In Henry IV, Glenmore brags that he can “call spirits from the vasty deep.” Hotspur replies:
Why, so can I, or so can any man;
But will they come when you do call for them?
In Blue Calypso, LLC v. Groupon Inc., No. 15-1396 (Fed. Cir. Mar. 1, 2016), Groupon tried to summon a prior art reference from the Internet. But it wouldn’t come. The Internet proved too vasty.

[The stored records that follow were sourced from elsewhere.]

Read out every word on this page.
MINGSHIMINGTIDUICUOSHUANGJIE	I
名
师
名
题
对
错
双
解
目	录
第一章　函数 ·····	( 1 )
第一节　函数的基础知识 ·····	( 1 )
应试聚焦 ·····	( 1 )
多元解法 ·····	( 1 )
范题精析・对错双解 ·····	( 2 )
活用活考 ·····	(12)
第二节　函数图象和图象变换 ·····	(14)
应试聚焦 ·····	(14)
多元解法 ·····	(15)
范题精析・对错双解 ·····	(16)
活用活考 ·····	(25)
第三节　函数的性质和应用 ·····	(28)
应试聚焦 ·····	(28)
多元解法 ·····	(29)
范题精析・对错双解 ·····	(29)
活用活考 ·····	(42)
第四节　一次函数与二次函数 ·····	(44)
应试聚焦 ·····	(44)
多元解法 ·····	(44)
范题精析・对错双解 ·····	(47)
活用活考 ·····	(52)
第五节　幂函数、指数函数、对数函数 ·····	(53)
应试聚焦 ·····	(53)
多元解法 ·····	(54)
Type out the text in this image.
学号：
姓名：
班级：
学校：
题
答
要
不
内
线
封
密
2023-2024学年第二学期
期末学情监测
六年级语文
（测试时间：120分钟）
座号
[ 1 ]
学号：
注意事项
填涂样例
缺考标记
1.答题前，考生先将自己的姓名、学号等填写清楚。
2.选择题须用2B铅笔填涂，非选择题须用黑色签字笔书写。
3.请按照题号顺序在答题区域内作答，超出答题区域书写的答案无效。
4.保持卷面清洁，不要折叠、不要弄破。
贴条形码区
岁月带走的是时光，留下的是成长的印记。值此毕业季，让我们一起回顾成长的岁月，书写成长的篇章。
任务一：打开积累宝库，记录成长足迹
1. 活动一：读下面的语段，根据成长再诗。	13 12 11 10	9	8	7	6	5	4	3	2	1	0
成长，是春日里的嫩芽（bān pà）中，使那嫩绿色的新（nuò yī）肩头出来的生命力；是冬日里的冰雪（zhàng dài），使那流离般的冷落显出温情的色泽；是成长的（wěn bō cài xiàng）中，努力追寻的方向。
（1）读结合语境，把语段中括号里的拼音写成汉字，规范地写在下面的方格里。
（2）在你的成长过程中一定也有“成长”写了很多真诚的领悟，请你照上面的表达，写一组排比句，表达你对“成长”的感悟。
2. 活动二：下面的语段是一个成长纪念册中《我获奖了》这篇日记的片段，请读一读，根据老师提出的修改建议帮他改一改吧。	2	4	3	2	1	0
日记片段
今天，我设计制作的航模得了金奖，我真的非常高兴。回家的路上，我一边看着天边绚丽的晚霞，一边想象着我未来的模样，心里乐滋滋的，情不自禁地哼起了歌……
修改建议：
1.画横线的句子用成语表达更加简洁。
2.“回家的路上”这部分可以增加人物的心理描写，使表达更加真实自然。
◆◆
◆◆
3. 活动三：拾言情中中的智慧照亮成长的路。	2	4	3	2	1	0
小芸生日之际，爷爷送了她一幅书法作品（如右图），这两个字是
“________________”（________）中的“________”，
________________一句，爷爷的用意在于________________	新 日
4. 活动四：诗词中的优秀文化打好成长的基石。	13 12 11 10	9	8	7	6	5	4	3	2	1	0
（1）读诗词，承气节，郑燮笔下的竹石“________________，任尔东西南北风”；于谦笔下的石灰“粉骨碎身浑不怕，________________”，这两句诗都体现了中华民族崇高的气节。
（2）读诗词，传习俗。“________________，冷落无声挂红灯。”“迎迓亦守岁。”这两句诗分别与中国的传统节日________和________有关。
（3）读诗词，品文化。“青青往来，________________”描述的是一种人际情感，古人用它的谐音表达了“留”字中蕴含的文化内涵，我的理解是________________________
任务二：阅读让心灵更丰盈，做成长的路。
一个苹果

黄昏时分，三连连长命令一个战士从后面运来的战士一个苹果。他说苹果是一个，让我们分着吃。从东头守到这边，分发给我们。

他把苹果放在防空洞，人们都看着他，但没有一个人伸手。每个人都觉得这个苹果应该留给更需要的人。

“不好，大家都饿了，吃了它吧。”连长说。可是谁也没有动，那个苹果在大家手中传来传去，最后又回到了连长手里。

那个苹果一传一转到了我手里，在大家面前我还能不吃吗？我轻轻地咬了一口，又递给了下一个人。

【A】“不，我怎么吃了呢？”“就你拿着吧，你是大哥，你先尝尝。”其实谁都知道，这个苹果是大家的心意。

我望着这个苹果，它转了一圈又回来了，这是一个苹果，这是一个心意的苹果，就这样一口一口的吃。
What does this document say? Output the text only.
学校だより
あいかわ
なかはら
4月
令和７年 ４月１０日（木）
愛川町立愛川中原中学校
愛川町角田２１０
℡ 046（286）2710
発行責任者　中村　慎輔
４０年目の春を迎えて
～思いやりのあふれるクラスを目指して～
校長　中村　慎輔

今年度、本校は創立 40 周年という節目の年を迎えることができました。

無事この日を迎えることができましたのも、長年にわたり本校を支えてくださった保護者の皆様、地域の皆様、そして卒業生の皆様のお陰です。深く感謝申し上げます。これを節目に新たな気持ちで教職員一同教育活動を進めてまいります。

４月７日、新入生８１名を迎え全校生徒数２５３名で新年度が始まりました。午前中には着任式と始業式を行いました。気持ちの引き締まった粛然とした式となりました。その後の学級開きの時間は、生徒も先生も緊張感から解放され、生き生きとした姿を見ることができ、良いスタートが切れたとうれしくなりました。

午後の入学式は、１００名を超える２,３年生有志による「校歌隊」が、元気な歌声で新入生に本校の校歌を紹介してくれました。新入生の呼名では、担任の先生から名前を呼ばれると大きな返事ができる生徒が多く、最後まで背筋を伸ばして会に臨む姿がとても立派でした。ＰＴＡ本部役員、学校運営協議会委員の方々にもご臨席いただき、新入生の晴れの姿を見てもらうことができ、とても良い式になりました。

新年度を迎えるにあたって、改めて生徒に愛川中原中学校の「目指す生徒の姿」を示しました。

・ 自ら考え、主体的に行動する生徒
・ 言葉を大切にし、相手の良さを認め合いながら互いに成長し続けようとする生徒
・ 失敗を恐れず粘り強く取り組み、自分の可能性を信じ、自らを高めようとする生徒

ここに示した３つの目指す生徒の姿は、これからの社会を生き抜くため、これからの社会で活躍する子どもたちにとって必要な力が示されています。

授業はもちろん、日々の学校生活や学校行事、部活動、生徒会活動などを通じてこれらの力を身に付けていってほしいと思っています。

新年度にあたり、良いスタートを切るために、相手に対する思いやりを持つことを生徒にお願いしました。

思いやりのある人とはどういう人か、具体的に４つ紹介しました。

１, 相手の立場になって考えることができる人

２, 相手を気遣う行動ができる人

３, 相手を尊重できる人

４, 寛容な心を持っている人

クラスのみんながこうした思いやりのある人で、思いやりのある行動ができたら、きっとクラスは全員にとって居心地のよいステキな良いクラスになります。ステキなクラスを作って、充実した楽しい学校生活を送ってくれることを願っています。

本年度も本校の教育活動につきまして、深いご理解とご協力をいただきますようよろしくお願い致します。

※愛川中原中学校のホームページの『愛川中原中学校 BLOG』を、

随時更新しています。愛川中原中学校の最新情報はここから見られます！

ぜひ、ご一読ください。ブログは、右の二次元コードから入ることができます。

Blue Calypso sued Groupon for infringing patents on a method for getting people to forward online ads to others. Groupon defended on the ground that a paper available on the Internet constituted a “printed publication” under section 102(b) of the Patent Act. The Federal Circuit described the reference — “Ratsimor” — as follows:
Ratsimor is a report co-authored by Dr. Olga Ratsimor who, at that time, was a graduate student in the Department of Computer Science and Engineering (Department) at the University of Maryland Baltimore County (UMBC). Dr. Ratsimor coauthored the report with other professors and students at UMBC, including Dr. Joshi, Groupon’s expert. In Ratsimor, the authors describe a program involving a software framework entitled “eNcentive,” which can be used to transmit advertising materials to users and allow those users to forward those advertisements to other users. The users who forward the advertisements are then rewarded with additional promotions and other compensation. Dr. Ratsimor made her report available via a hyperlink on personal webpage that she maintained while she was a student at UMBC.
Blue Calypso, slip op. at 27-28. The Patent Trial and Appeal Board ruled for Blue Calypso. The Federal Circuit affirmed. It held:
Groupon does not point to any evidence indicating that Ratsimor was viewed or downloaded. Further, . . . the present case lacks any testimonial evidence that a person interested in e-commerce and peer-to-peer marketing would be independently aware of the web address for Dr. Ratsimor’s personal page. In other words, there was no evidence that the ordinarily skilled artisan would know of Dr. Ratsimor’s personal webpage or its web address. Instead, Groupon argues that an internet search engine would have been able to locate the report. But that argument does not allow us to automatically infer that Dr. Ratsimor’s webpage was “indexed . . . (through search engines or otherwise)” and thus locatable by a search engine. See Voter Verified, 698 F.3d at 1381. The record is devoid of any evidence that a query of a search engine before the critical date, using any combination of search words, would have led to Ratsimor appearing in the search results.
Id. at 31.
The decision means that theoretical accessibility does not make a prior art reference a “printed publication” capable of invalidating a patent under section 102(b). Absent testimony that “a person interested in” the field of the invention “would be independently aware of the web address” for a link to the reference, the party seeking invalidation must show, at a minimum, that “a query of a search engine . . . would have led to [the prior art reference] appearing in the search results” — presumably on or somewhere close to the first page of results.
Finding a document that discloses the invention before the application date thus does not get you home free. Theoretical accessibility does not suffice. You must also show awareness of the place where the reference sits or ease of finding it.